Леди Кингстон сильно сдала, ужасно постарев со времени их последней встречи при дворе, что неприятно удивило Марию. Но еще больше ее потрясло, когда посетительница упала перед ней на колени.
– Моя дорогая леди Кингстон! Ради всего святого, встаньте!
– Нет, ваше высочество! Я не встану, пока не скажу то, ради чего я сюда приехала! Я привезла вам послание от покойной королевы. – Мария оцепенела при этих словах, но леди Кингстон как ни в чем не бывало продолжила: – За день до казни она пригласила меня в свой зал для приемов в Тауэре и заставила сесть на свой трон. Я возразила, что мой долг – стоять, а не сидеть в присутствии королевы, и тем более на ее троне. Но она ответила: «Ах, мадам! Этого титула у меня больше нет. Я всего лишь несчастная осужденная, и закон не оставил мне ничего в этой жизни, кроме возможности очистить свою совесть. После чего она умолила меня сесть на трон. Что ж, сказала я ей, в молодости я частенько валяла дурака и теперь, в преклонном возрасте, готова тряхнуть стариной, выполнив ее приказ. И я села на трон. – Леди Кингстон ненадолго замолчала. – Я должна повторить вам слово в слово все, что сказала она. Мне нужно сделать это правильно, ибо она униженно упала передо мной на колени и со слезами на глазах, словно в присутствии Господа и Его ангелов на Божьем суде, умоляла меня, чтобы я точно так же упала на колени перед вашим высочеством и от ее имени попросила у вас прощения за то зло, что она вам причинила. И пока этого не будет сделано, сказала она, ее совесть не успокоится.
Мария онемела от неожиданности, не зная, как реагировать. Добрые христиане должны уметь прощать. Этот постулат Марии внушали всю ее сознательную жизнь. Отмщение лежит на Господе. Он воздаст каждому за дурные поступки, и, можно сказать, в случае Анны Господь так и сделал. И тем не менее в душе Марии шла тяжелая внутренняя борьба. Совесть твердила, что она должна простить Анну, а вот упрямое сердце говорило «нет».
Упросив леди Кингстон подняться и поспешно усадив ее в кресло, Мария спросила:
– Вы считаете, ее раскаяние было искренним?
– Без сомнения. Она раскаивалась в том, что жестоко обращалась с вашим высочеством и замышляла убить вас. Это вина наверняка лежит на ее совести тяжелым грузом.
– Мне не легко ее простить, – пробормотала Мария, предчувствуя приступ головной боли.

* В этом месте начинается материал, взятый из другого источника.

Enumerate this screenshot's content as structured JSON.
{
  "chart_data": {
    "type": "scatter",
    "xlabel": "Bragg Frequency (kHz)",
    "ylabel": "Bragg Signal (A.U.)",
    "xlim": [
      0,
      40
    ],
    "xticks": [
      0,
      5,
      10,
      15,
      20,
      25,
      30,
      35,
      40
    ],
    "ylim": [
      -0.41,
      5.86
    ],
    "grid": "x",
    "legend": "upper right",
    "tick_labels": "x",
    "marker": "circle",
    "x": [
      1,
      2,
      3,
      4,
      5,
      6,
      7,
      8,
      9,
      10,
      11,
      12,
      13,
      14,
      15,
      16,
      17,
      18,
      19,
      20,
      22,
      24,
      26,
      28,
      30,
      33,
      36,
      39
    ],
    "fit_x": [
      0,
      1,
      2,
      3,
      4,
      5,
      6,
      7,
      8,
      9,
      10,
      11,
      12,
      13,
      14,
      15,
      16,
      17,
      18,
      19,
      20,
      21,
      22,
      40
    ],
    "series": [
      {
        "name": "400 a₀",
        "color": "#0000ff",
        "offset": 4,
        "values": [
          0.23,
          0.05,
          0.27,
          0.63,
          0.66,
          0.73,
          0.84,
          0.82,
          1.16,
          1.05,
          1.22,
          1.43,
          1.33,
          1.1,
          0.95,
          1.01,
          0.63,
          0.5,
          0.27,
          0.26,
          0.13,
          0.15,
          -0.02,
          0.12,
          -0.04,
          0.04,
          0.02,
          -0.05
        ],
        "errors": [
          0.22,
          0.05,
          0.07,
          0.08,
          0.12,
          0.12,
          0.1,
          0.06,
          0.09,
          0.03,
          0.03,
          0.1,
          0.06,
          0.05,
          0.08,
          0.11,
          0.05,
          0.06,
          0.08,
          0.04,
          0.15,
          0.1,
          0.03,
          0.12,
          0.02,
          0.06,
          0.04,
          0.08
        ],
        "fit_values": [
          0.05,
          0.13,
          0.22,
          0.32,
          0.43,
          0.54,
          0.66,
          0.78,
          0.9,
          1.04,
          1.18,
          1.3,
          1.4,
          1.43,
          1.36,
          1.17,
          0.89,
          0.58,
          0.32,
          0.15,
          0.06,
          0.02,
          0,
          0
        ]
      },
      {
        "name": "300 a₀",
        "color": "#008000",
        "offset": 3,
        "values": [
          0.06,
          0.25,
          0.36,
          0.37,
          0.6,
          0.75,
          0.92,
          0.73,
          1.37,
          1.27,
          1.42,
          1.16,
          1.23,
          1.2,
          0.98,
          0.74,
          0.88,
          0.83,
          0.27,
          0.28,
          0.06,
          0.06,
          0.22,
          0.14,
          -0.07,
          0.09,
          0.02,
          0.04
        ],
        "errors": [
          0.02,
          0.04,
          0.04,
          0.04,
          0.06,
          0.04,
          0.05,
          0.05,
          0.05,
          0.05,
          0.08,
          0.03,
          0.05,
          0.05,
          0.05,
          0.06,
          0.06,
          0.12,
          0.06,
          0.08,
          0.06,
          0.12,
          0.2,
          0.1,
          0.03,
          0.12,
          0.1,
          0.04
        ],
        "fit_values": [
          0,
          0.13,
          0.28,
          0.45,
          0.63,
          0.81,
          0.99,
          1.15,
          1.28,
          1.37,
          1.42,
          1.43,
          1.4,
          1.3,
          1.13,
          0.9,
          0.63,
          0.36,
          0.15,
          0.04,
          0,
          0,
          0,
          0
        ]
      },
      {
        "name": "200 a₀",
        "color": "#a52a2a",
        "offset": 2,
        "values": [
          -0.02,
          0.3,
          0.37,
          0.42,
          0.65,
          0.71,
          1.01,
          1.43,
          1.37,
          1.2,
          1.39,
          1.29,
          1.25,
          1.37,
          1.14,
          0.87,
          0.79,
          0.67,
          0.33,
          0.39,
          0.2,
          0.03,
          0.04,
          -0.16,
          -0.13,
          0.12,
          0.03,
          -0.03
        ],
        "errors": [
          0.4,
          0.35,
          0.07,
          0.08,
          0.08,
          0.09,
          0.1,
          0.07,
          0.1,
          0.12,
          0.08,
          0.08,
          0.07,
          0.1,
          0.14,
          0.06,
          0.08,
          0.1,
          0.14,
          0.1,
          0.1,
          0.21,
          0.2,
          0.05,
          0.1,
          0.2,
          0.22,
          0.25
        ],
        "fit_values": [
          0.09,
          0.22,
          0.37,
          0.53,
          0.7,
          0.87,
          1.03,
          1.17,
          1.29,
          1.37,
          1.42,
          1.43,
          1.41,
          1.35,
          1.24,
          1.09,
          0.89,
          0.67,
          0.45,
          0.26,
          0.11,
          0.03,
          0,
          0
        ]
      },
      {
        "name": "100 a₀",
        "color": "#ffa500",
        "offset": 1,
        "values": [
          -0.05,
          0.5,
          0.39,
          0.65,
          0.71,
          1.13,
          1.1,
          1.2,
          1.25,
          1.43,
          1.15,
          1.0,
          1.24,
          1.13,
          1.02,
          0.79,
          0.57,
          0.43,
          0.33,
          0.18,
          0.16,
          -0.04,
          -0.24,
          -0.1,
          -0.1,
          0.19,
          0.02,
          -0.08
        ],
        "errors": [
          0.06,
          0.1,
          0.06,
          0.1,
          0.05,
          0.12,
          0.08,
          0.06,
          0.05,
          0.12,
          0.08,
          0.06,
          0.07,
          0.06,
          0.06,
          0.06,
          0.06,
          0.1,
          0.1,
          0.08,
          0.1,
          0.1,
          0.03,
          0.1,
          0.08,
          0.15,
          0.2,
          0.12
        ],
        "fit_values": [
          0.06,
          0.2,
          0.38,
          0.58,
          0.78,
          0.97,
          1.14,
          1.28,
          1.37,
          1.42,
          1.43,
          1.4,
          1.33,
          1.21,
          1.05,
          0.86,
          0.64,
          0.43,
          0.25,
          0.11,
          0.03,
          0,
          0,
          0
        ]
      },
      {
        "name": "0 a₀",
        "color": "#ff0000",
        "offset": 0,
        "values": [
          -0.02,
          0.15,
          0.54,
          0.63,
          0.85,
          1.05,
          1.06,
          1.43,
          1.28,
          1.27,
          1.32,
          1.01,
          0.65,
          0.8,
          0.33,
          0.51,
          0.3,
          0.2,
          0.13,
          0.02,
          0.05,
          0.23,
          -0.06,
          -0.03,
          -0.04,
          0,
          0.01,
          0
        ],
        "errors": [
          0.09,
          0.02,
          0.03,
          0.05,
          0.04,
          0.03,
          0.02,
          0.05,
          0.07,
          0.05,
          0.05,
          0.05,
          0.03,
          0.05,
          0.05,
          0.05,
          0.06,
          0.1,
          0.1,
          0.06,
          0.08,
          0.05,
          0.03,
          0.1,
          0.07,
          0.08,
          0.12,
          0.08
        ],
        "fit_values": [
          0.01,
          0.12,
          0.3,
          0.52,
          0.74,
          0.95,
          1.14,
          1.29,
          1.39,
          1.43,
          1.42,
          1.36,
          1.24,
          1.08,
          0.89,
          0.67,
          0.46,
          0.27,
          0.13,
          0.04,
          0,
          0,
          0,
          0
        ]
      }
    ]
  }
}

– Если вы это сделаете, вам сразу станет легче, – посоветовала леди Кингстон. – Мне недолго осталось на этой земле, и я хорошо понимаю важность быть в ладу с людьми и с самим собой. Лелеять в душе ненависть и обиду вредно для здоровья. Что было, то прошло.
Слова леди Кингстон оказались созвучны мыслям Марии.
– Я прощаю ее, – произнесла она, преодолевая неприятное ощущение, будто фразу вырвали из горла.
– Это только начало, – успокоила Марию старая дама.
И оказалась права. Марии действительно стало легче. Она попросила принести вина, и они с леди Кингстон провели вдвоем целый час, в течение которого гостья рассказывала о последних днях Анны в Тауэре.